Modeling geographical span

To study the dependency between geographical space and social dimensions, we estimated the conditional probability p(d|l) of a dimension d occurring in conversations characterized by a given geographic span (or length) l. Specifically, we considered the set E@l of all edges in the conversation graph \({\mathscr {G}}\) that connect users at geographic distance l, and the subset of those edges \(E_d@l\) that belong to the dimension-specific graph \({\mathscr {G}}_d\). We then computed the conditional probability as the number of dimension-specific edges over the total number of edges at distance l, namely: \(p(d|l) = \frac{|E_d@l|}{|E@l|}\).

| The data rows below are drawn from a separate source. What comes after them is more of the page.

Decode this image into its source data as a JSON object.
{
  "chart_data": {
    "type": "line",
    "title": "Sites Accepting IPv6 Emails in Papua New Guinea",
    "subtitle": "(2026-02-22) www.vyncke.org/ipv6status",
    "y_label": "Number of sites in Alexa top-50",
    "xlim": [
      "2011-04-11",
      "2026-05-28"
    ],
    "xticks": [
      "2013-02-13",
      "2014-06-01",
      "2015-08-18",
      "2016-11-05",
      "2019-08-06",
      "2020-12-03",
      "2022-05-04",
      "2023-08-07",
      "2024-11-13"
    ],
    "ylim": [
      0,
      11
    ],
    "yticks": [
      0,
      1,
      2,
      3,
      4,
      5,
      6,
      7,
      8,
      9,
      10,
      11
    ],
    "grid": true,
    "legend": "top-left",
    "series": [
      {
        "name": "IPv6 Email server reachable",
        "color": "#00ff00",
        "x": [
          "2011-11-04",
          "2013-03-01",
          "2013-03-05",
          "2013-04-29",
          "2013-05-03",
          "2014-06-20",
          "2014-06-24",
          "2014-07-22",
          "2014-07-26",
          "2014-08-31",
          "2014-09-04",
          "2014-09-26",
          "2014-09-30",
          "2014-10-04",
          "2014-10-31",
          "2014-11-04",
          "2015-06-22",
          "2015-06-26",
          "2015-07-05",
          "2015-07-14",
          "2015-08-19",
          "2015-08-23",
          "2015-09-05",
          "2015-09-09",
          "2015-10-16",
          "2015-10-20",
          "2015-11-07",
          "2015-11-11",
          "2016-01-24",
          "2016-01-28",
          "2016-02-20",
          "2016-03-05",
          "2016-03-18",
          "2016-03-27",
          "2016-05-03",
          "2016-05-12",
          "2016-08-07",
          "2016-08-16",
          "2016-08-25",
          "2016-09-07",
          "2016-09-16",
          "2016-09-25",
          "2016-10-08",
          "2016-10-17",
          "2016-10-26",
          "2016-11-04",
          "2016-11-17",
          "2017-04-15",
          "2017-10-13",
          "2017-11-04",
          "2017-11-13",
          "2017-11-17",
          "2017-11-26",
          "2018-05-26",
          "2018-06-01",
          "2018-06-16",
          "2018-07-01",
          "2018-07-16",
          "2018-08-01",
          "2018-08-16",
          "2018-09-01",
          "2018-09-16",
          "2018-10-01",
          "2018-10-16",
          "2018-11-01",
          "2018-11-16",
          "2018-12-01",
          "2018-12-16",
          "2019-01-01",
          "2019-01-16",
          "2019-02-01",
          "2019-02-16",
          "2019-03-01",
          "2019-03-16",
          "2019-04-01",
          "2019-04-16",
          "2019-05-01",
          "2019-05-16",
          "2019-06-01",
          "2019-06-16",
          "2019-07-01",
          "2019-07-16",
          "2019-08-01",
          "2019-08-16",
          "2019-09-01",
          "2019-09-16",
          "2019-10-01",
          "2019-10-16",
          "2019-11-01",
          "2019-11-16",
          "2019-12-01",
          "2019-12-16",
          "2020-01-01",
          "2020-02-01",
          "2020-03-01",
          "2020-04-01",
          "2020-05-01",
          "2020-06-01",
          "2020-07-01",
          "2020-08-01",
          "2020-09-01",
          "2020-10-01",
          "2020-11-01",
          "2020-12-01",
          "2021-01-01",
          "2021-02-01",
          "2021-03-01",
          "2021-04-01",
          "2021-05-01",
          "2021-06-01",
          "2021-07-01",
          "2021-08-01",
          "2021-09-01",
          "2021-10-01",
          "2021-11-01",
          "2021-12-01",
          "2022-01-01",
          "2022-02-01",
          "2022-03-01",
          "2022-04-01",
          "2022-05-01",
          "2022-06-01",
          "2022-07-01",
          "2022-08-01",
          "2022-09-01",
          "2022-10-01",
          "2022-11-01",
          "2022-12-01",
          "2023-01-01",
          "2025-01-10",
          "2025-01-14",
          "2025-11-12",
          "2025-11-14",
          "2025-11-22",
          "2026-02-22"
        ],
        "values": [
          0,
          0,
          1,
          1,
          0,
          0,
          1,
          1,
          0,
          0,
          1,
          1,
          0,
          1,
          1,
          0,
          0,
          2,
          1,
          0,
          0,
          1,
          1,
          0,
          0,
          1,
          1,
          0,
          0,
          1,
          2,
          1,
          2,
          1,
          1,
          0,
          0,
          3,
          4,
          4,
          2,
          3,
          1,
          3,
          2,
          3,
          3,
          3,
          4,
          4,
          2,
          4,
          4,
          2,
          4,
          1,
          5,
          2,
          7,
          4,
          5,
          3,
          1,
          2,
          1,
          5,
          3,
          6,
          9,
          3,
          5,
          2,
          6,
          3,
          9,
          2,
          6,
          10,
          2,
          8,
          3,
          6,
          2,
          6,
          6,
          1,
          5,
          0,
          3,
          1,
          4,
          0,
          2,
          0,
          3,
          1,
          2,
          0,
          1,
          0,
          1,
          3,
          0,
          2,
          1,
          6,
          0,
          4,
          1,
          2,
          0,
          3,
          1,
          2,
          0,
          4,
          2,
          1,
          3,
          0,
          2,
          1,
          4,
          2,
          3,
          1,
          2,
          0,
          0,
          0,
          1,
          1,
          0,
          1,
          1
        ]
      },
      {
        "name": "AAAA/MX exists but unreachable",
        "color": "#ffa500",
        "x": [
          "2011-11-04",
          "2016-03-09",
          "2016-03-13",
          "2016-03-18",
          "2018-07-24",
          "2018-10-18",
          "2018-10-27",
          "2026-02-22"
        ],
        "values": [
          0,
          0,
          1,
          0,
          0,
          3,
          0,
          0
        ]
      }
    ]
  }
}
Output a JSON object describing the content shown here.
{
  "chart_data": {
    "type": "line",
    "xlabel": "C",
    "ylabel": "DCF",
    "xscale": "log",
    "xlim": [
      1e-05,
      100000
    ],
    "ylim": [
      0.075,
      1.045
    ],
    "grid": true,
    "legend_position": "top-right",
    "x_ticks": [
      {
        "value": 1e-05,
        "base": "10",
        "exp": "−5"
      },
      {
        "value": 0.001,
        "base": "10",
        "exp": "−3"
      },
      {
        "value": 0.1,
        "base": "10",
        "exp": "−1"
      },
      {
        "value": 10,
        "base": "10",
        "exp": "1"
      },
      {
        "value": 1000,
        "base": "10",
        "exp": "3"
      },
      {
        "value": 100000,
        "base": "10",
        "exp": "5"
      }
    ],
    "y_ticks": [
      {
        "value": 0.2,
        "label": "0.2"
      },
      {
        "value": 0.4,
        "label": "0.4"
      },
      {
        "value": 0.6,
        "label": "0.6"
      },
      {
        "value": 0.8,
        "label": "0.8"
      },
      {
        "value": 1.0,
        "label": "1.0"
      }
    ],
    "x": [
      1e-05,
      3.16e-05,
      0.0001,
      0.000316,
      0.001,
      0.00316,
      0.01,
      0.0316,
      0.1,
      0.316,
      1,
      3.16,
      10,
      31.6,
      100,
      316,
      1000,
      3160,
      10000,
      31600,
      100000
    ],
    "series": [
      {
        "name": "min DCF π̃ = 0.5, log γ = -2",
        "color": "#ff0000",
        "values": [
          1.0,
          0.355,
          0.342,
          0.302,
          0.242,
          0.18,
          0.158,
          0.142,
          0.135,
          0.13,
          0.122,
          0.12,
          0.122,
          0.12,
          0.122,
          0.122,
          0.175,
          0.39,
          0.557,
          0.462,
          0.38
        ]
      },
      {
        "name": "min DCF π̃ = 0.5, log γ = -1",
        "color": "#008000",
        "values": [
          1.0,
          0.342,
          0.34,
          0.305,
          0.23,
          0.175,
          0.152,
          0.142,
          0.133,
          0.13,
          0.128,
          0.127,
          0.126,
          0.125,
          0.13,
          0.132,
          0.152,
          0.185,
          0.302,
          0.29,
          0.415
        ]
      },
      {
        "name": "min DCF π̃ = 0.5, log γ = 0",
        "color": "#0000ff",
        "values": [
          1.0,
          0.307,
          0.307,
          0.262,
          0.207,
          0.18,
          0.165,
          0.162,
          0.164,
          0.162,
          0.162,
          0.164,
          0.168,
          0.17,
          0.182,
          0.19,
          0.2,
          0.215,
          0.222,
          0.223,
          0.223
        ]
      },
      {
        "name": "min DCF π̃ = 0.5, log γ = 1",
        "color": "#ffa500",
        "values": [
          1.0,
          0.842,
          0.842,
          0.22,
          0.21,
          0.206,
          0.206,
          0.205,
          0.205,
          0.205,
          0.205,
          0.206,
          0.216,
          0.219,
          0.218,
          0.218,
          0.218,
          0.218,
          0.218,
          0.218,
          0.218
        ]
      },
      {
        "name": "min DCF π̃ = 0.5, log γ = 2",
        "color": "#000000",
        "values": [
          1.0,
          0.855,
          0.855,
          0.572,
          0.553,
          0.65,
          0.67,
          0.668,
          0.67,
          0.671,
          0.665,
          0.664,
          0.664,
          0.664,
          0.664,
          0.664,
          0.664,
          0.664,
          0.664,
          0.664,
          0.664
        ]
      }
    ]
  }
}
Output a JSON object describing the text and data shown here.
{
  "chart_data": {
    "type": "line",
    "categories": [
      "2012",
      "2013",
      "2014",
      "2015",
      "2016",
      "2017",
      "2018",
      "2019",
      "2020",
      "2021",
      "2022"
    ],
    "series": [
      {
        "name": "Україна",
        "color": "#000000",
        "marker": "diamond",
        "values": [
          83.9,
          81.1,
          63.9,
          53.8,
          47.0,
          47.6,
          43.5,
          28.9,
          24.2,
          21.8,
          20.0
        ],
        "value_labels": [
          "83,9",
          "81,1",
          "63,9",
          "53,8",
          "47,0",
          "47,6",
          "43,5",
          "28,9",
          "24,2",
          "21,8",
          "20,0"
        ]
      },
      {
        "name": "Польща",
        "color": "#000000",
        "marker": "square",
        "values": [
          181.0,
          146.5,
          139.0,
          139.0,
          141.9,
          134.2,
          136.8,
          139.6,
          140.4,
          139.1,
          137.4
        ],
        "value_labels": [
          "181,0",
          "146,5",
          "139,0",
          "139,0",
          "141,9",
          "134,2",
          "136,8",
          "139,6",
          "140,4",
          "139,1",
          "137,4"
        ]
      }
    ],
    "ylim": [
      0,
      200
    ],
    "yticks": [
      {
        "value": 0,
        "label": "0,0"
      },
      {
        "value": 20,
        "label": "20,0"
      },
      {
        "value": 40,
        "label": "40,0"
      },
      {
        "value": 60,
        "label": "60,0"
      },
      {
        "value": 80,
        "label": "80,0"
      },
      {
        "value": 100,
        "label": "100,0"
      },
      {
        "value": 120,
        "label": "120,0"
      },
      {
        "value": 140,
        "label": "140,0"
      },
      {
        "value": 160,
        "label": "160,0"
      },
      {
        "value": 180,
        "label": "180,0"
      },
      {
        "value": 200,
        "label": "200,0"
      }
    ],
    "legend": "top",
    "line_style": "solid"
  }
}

Because activity and connectivity are not uniformly distributed across states, the probability p(d|l) alone could yield a biased view of the interplay between interactions and space. To understand why, consider a scenario in which most of the users are concentrated in one single state. In such a scenario, all users would be constrained to interact mostly with people from that state, and the resulting spatial patterns will be just reflecting the underlying activity and spatial distributions rather than being indicative of explicit user choices. To account for this, we discounted p(d|l) by a probability \(p_{null}(d|l)\) computed on randomized data. In particular, we generated a random null model by randomly reshuffling the locations across users. By doing so, we preserved both the connectivity properties of the conversation network and the population distribution across states, yet destroying the original relationship between social links and spatial locations. Finally, we computed a normalized score \(\Delta p(d|l) = \frac{p(d|l)}{p_{null}(d|l)} -1\), which measures the % change of the probability of interaction compared to what it is expected by chance. To obtain the conditional probability associated to individual messages rather than social links, we also computed an alternative version of \(\Delta p(d|l)\) that considers each message as an individual edge in the graph, thus effectively weighting more pairs of individuals who communicated often.

Since we could geo-reference users at state-level only, we approximated the span of a social link between two users to the length of the straight line connecting the geographic centroids of their states. Given the relatively limited spatial resolution of such a definition, we were bound to a coarse partitioning of distances. Effectively, we divided the set of edges in quintiles based on their geographic span distribution, thus obtaining five equally-sized distance bins, the first of which contains almost exclusively interactions among people in the same state (\(l=0\)).